Debt for college graduates is becoming a problem of increasing stature. Debt for higher education is now greater than the credit card debt of all Americans, and students on average have $24,000 in student loan debt alone, says the Project on Student Debt. But consider many students also have developed credit card debt as well.
After paying upwards of $25,000 for a bachelors degree, many students face a lagging job market and a burden of debt and are effectively forced to take jobs such as waiters or waitresses that pay under $4 an hour or other low paying jobs.
An English major on the UC main campus says, "I've been working since high school, and I am still $35,000 in debt because of my loans. It's hard to even think about buying a house, getting married and starting a family right now." This is the case for many students. In fact, last year, 85 percent of college seniors planned to move back home after graduating, according to a poll conducted by Twentysomething Inc. last May.
Gradually, the price of education is becoming indentured servitude.
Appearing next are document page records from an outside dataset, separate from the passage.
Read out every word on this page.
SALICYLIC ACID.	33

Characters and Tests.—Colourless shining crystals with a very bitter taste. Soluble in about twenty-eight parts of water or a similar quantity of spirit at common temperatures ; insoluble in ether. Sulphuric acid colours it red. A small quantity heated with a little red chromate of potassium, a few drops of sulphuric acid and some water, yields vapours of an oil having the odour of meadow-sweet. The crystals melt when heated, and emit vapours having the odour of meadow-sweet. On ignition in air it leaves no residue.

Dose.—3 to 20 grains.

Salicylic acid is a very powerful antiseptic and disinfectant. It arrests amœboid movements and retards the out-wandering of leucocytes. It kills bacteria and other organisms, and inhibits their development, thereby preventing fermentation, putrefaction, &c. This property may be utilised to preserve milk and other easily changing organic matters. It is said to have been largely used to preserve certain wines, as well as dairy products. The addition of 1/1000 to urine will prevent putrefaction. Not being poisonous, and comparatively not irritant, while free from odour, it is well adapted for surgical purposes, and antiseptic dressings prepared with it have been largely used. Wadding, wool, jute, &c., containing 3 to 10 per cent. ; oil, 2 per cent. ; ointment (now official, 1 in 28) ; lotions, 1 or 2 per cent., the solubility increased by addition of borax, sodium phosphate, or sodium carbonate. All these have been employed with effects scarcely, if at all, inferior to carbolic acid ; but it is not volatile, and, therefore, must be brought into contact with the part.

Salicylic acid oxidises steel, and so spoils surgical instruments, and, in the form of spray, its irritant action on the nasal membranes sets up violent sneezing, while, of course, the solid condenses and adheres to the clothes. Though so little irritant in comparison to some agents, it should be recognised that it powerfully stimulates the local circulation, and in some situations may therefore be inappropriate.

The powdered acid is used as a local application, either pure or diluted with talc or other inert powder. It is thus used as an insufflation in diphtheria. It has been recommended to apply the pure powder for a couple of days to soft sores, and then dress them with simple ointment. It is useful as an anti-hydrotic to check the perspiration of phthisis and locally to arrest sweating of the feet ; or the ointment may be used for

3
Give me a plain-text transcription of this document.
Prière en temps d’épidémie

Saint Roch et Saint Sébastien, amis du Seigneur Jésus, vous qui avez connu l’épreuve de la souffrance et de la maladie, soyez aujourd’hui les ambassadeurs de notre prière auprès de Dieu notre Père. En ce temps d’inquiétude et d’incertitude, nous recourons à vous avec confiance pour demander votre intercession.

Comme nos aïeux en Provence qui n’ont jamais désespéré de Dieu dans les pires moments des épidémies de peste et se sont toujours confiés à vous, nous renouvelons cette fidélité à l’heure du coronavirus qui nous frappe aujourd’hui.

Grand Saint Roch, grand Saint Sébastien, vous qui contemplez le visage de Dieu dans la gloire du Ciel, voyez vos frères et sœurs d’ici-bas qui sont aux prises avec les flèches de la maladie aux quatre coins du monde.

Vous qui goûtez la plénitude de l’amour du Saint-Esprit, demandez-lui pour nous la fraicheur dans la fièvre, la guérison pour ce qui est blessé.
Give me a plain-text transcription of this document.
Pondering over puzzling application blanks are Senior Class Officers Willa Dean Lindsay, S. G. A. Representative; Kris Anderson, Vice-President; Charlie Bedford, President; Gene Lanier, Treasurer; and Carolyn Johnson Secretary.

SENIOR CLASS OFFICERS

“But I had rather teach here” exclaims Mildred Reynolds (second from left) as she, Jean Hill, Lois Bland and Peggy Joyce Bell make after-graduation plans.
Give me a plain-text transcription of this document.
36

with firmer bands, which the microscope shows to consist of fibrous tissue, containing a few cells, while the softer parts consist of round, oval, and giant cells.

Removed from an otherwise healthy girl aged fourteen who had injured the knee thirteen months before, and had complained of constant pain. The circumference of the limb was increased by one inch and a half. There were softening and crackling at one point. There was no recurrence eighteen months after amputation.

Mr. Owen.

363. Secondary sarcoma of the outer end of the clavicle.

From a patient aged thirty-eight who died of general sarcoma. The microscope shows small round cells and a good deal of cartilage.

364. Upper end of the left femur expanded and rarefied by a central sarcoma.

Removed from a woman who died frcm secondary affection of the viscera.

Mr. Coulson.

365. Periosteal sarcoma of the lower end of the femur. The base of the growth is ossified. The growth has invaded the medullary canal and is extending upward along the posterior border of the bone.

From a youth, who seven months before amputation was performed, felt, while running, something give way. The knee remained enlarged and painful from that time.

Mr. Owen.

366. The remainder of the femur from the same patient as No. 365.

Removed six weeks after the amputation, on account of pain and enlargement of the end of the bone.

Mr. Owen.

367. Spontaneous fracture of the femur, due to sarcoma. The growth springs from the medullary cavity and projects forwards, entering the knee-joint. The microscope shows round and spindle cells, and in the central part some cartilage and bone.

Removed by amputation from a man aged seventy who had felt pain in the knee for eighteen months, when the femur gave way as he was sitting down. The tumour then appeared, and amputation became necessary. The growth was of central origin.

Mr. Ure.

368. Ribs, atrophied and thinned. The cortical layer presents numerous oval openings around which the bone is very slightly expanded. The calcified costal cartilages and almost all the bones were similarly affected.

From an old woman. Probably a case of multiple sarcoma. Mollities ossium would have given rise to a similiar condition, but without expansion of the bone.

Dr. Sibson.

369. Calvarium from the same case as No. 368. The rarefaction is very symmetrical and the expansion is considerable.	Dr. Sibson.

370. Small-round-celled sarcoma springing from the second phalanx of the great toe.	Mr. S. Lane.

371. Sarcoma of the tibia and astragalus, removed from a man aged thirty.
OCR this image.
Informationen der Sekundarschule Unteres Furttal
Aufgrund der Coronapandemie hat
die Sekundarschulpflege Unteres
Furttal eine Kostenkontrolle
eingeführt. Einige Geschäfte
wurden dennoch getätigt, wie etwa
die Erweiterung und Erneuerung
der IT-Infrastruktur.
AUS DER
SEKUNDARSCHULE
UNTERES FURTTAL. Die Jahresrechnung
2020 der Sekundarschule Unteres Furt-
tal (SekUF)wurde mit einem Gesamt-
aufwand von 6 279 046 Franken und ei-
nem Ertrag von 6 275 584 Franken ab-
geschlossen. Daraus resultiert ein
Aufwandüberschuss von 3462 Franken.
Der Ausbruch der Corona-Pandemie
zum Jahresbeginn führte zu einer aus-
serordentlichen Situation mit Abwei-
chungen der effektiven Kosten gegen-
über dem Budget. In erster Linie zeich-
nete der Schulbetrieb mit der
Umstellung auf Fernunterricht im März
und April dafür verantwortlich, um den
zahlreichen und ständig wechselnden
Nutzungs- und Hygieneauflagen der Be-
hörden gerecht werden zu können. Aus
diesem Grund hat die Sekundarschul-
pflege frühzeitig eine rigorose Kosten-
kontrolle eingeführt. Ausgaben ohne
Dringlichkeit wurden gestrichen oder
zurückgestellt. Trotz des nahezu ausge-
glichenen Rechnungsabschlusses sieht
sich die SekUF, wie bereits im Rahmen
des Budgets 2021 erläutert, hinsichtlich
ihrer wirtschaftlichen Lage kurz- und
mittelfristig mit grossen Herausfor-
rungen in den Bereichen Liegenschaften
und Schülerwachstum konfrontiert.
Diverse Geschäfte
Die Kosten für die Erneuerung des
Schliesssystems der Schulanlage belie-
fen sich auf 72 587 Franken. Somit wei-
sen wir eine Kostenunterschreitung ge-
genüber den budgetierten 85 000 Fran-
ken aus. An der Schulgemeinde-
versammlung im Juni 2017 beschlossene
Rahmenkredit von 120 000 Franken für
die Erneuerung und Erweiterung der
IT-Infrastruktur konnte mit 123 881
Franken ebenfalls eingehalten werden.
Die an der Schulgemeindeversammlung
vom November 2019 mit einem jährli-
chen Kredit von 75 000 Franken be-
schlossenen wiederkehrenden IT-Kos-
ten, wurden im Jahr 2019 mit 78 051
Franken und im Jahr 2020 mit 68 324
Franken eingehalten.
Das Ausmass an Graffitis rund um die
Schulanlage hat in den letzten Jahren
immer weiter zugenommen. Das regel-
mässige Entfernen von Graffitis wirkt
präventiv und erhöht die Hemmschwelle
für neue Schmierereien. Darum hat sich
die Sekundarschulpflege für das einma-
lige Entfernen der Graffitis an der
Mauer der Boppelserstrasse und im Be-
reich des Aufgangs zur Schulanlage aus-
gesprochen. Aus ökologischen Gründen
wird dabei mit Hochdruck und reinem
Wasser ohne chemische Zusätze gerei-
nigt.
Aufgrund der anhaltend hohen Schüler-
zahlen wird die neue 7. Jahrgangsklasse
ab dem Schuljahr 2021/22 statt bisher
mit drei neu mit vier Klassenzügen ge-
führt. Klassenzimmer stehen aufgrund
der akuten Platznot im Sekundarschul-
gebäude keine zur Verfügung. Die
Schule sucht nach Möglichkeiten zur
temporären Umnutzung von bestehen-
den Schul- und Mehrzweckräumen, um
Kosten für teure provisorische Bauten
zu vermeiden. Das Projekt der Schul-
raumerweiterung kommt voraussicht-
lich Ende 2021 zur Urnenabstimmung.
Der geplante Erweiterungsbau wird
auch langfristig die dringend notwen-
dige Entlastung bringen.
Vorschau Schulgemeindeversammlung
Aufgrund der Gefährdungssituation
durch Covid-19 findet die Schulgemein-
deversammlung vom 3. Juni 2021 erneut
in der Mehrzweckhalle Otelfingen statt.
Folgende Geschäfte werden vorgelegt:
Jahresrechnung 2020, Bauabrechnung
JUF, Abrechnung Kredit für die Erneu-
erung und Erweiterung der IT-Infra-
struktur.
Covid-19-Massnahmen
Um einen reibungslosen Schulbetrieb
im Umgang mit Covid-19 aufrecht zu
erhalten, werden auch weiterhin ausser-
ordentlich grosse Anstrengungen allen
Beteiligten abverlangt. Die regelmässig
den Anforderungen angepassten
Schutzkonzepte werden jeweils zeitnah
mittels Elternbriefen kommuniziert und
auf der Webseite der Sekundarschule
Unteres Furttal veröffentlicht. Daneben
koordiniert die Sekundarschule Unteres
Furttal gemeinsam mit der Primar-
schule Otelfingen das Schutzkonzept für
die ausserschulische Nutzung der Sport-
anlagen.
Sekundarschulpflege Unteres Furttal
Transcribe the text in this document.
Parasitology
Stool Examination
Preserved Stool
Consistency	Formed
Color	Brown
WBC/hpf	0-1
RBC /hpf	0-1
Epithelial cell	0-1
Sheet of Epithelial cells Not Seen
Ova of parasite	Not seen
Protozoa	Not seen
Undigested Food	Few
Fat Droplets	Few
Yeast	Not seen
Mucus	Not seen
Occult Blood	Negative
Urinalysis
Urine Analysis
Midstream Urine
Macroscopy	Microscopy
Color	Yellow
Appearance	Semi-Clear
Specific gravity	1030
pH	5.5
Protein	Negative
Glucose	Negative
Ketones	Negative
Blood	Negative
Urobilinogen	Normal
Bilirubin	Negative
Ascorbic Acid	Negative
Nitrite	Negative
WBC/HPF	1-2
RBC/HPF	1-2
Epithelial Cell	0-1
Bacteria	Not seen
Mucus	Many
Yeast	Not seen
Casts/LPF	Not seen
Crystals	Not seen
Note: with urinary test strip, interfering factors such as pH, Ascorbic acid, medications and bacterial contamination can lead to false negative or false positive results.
What will the cost of a bachelor's degree be in ten years? Or a doctorate in twenty? The trend shows no sign of slowing. Fresh out of college, there is a black cloud already following and burdening the graduates and educated people.
As costs sky-rocket, many students' career decisions are influenced by how much money they will make to quickly repay their monstrous debts. It is a sick system we are building if our education system only produces middle managers, bond traders and lawyers, rather than teachers, artists, and scientists. However, the Institute of International Education has found today that more students are studying visual and performing arts than engineering. But the question remains, in the future, how many people will become teachers when it costs $100,000 for a teaching degree as their salaries continue to be cut? With an education system like this, we are not producing educated, well-rounded individuals, but cogs for a redundant machine fueled by debt to serve the status quo, where the few profit on the backs of the many.
The value of some majors such as Liberal Arts and Philosophy and more obscure programs such as Archeology or Marine Biology are being questioned at some schools. Some say they should be cut in order to save money, because evidently the only majors with value are those that make a lot of money, or have "real world application." It screams irony to see the value of a real education in the arts or in English belittled while the prices of those programs shoot through the roof.
President Obama has recently been talking about plans for student loan forgiveness, which would help many, but that isn't solving the source of the problem: the rising cost of tuition. Maybe too many people are profiting from the way things are for there to be a change, but something has to give.